The readings for Reformation Sunday (and they are always these same readings every year) could be seen as campaign buttons for Christian Protestantism. But it is more helpful if we see them not as about the church and church-going and more about God’s presence here with us in this world. What they, the readings, have in common is a sense of intimacy with God and closeness even in the face of God’s hugeness in space and time. This realization was not new to Christians, but maybe it had been pushed into the corner a bit. The Reformation took it out of the corner and put it in a place of honor in the middle of the room. God is not far off. God does not need to speak to us or we to God through attorneys secular or religious, or with special words or in special postures.

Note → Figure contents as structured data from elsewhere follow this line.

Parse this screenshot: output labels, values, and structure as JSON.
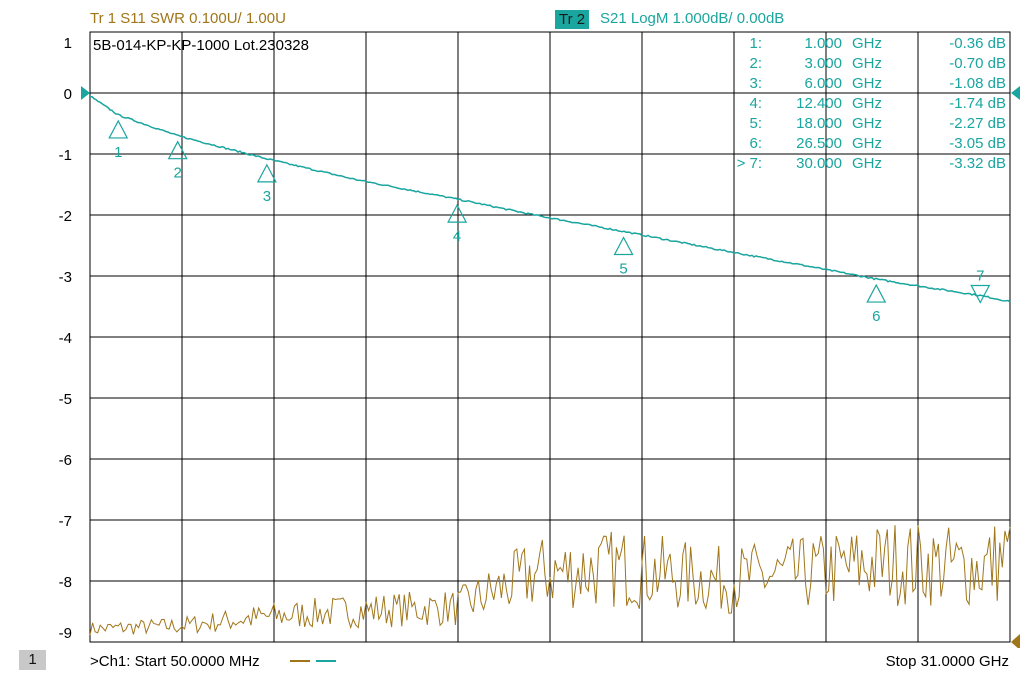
{
  "header": {
    "tr1": "Tr 1  S11 SWR 0.100U/  1.00U",
    "tr2_chip": "Tr 2",
    "tr2": "S21 LogM 1.000dB/  0.00dB"
  },
  "annotation": "5B-014-KP-KP-1000  Lot.230328",
  "footer": {
    "channel": "1",
    "start": ">Ch1:  Start   50.0000 MHz",
    "stop": "Stop  31.0000 GHz"
  },
  "colors": {
    "s21": "#1aa59f",
    "s11": "#a0761a",
    "grid": "#000000"
  },
  "chart_data": {
    "type": "line",
    "title": "",
    "xlabel": "",
    "ylabel": "",
    "x_range_ghz": [
      0.05,
      31.0
    ],
    "ylim": [
      -9,
      1
    ],
    "y_ticks": [
      "1",
      "0",
      "-1",
      "-2",
      "-3",
      "-4",
      "-5",
      "-6",
      "-7",
      "-8",
      "-9"
    ],
    "grid": true,
    "series": [
      {
        "trace": "S21",
        "x": [
          0.05,
          1.0,
          3.0,
          6.0,
          9.0,
          12.4,
          15.0,
          18.0,
          21.0,
          24.0,
          26.5,
          28.0,
          30.0,
          31.0
        ],
        "y": [
          -0.05,
          -0.36,
          -0.7,
          -1.08,
          -1.42,
          -1.74,
          -2.0,
          -2.27,
          -2.55,
          -2.82,
          -3.05,
          -3.17,
          -3.32,
          -3.42
        ]
      },
      {
        "trace": "S11 SWR",
        "x": [
          0.05,
          3.0,
          6.0,
          9.0,
          12.4,
          15.0,
          18.0,
          21.0,
          24.0,
          27.0,
          30.0,
          31.0
        ],
        "swr": [
          1.01,
          1.015,
          1.03,
          1.04,
          1.045,
          1.1,
          1.11,
          1.09,
          1.1,
          1.12,
          1.11,
          1.13
        ]
      }
    ],
    "markers": [
      {
        "id": "1",
        "row": "1:",
        "freq": "1.000",
        "unit": "GHz",
        "value": "-0.36 dB",
        "x": 1.0,
        "y": -0.36
      },
      {
        "id": "2",
        "row": "2:",
        "freq": "3.000",
        "unit": "GHz",
        "value": "-0.70 dB",
        "x": 3.0,
        "y": -0.7
      },
      {
        "id": "3",
        "row": "3:",
        "freq": "6.000",
        "unit": "GHz",
        "value": "-1.08 dB",
        "x": 6.0,
        "y": -1.08
      },
      {
        "id": "4",
        "row": "4:",
        "freq": "12.400",
        "unit": "GHz",
        "value": "-1.74 dB",
        "x": 12.4,
        "y": -1.74
      },
      {
        "id": "5",
        "row": "5:",
        "freq": "18.000",
        "unit": "GHz",
        "value": "-2.27 dB",
        "x": 18.0,
        "y": -2.27
      },
      {
        "id": "6",
        "row": "6:",
        "freq": "26.500",
        "unit": "GHz",
        "value": "-3.05 dB",
        "x": 26.5,
        "y": -3.05
      },
      {
        "id": "7",
        "row": "> 7:",
        "freq": "30.000",
        "unit": "GHz",
        "value": "-3.32 dB",
        "x": 30.0,
        "y": -3.32
      }
    ]
  }
}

God is in the midst of the city. God abides in us and we in God. God is here. Here in the community of faith, here in the world, here in our day to day life, abiding here in our hearts.
We Lutherans need to remember that the Reformation did not create or even discover new doctrine. That’s why it is called the Reformation and not the Revolution. Instead, it restored to us a way of seeing God; it gave us new eyes. Or opened the ones we already had, perhaps. It helped us to see God in the events of the times, in the people, in changing politics. And in our own experiences. To see the hand of God as always meddling—in a good way. And encouraged us to keep our eyes open for God here and now.
There is a danger of successful movements as the church has been to become stiff and creaky and curmudgeonly. If it ain’t broke, don’t fix it. But first, it is almost always broken some way. And more important, it is not up to us to preserve the church. The church is God’s. And if the Reformation demonstrated anything at all, it is that God it still engaged in its future. Maybe more than we are.